Run Multiple Models Concurrently

Multi-Tenancy

NuPIC Inference Server has the capability to simultaneously host and execute multiple heterogeneous models, thanks for the ability to run inferences on CPUs. This enables a single server instance to serve a variety of models, which can differ in their architecture, size, and computational requirements, without the need for dedicating separate resources to each model. We call this "model multi-tenancy".

The advantages of model multi-tenancy are manifold. Firstly, it significantly enhances resource utilization by ensuring that the computational resources are efficiently used across all deployed models. This leads to cost savings, as it reduces the need for multiple dedicated servers. Secondly, it simplifies management and operational overhead since deploying, monitoring, and updating a multitude of models can be handled within a single infrastructure.

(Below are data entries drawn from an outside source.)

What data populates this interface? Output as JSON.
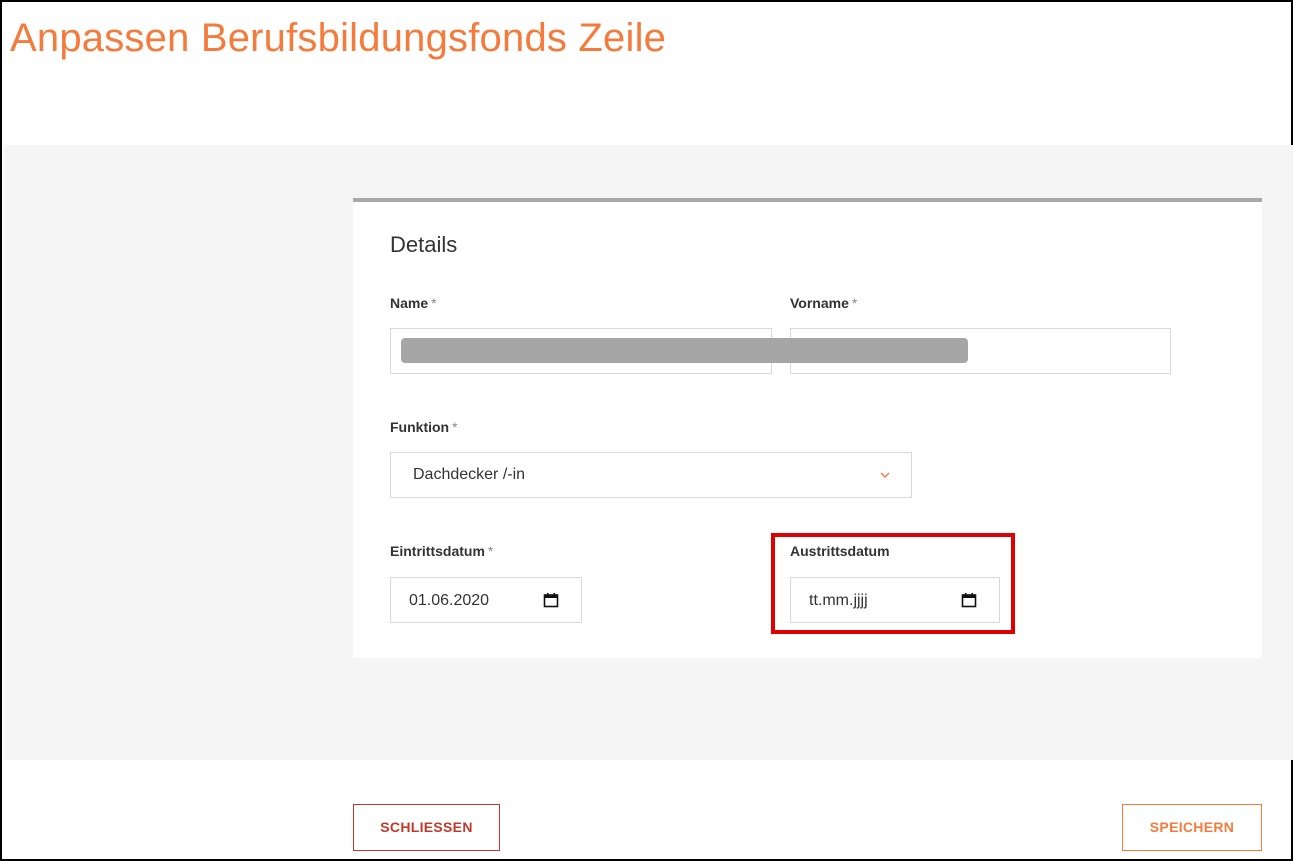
{
  "page": {
    "title": "Anpassen Berufsbildungsfonds Zeile"
  },
  "details": {
    "section_title": "Details",
    "name": {
      "label": "Name",
      "required_mark": "*",
      "value": ""
    },
    "vorname": {
      "label": "Vorname",
      "required_mark": "*",
      "value": ""
    },
    "funktion": {
      "label": "Funktion",
      "required_mark": "*",
      "selected": "Dachdecker /-in"
    },
    "eintrittsdatum": {
      "label": "Eintrittsdatum",
      "required_mark": "*",
      "value": "01.06.2020"
    },
    "austrittsdatum": {
      "label": "Austrittsdatum",
      "placeholder": "tt.mm.jjjj"
    }
  },
  "buttons": {
    "close": "SCHLIESSEN",
    "save": "SPEICHERN"
  },
  "colors": {
    "accent": "#f47b3b",
    "danger": "#c0392b",
    "highlight": "#e00000"
  },
  "icons": {
    "select_chevron": "chevron-down-icon",
    "date_picker": "calendar-icon"
  }
}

Lastly, it increases flexibility and scalability, allowing for the easy addition or removal of models based on changing requirements or demand.

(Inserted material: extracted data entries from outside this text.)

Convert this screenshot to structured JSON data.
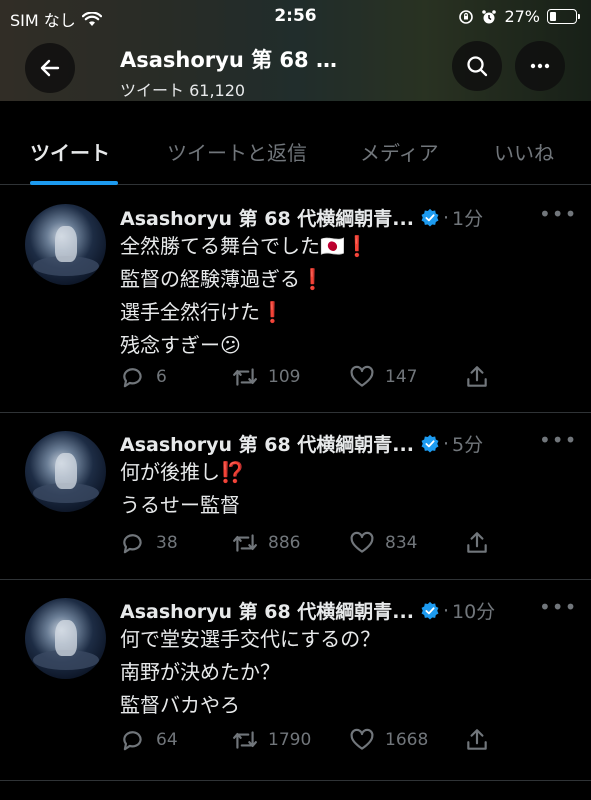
{
  "status_bar": {
    "carrier": "SIM なし",
    "time": "2:56",
    "battery": "27%",
    "battery_level": 0.27
  },
  "header": {
    "title": "Asashoryu 第 68 …",
    "subtitle": "ツイート 61,120"
  },
  "tabs": [
    {
      "label": "ツイート",
      "active": true
    },
    {
      "label": "ツイートと返信",
      "active": false
    },
    {
      "label": "メディア",
      "active": false
    },
    {
      "label": "いいね",
      "active": false
    }
  ],
  "tweets": [
    {
      "author": "Asashoryu 第 68 代横綱朝青...",
      "time_ago": "1分",
      "lines": [
        "全然勝てる舞台でした🇯🇵❗",
        "監督の経験薄過ぎる❗",
        "選手全然行けた❗",
        "残念すぎー😕"
      ],
      "replies": "6",
      "retweets": "109",
      "likes": "147"
    },
    {
      "author": "Asashoryu 第 68 代横綱朝青...",
      "time_ago": "5分",
      "lines": [
        "何が後推し⁉️",
        "うるせー監督"
      ],
      "replies": "38",
      "retweets": "886",
      "likes": "834"
    },
    {
      "author": "Asashoryu 第 68 代横綱朝青...",
      "time_ago": "10分",
      "lines": [
        "何で堂安選手交代にするの？",
        "南野が決めたか？",
        "監督バカやろ"
      ],
      "replies": "64",
      "retweets": "1790",
      "likes": "1668"
    }
  ],
  "colors": {
    "accent": "#1d9bf0",
    "muted": "#71767b",
    "text": "#e7e9ea",
    "divider": "#2f3336"
  }
}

NuPIC's users get model multi-tenancy out of box without any additional work. Users can configure the number of concurrently running instances for each model by adjusting instance_group.count property in the configuration file. Different models can be loaded and executed on CPUs.

The chart below shows the results of running 128 independent NuPIC-optimized BERT-Large models on the NuPIC Inference Server, showing its ability to scale efficiently while handling multiple different models simultaneously:

The total throughput of 128 independent NuPIC-optimized BERT-Large models with an increasing number of asynchronous clients

The total throughput of 128 independent NuPIC-optimized BERT-Large models with an increasing number of asynchronous clients

Adjusting Shared Memory

Running multiple models concurrently will require more compute resources, including the shared memory memory (/dev/shm) allocated to each container. By default, each instance of the Inference Server 512MB is allocated 512MB. To increase this, you will have to edit this in nupic/nupic_inference.sh:

docker run --detach \
  ${CPUSET} \
  --name ${CONTAINER_NAME} \
  --volume ${NUMENTA_VOLUME}:${IS_DIR} \
  --volume ${NUMENTA_VOLUME}/models:${MODELS_DIR} \
  --env CAJAL_LICENSE_FILE=${CAJAL_LICENSE_FILE} \
  --env CAJAL_NUM_THREADS=0 \
  --publish ${EXPOSE_PORT} \
  --publish ${METRICS_PORT} \
  --cap-add SYS_NICE \
  --shm-size=512m \  <---------------------------
  ${GPUARGS} \
  ${DOCKER_IMAGE} \
  /bin/bash ${SCRIPTS_DIR}/triton.sh

Please see the official Docker documentation for the notation required for this parameter.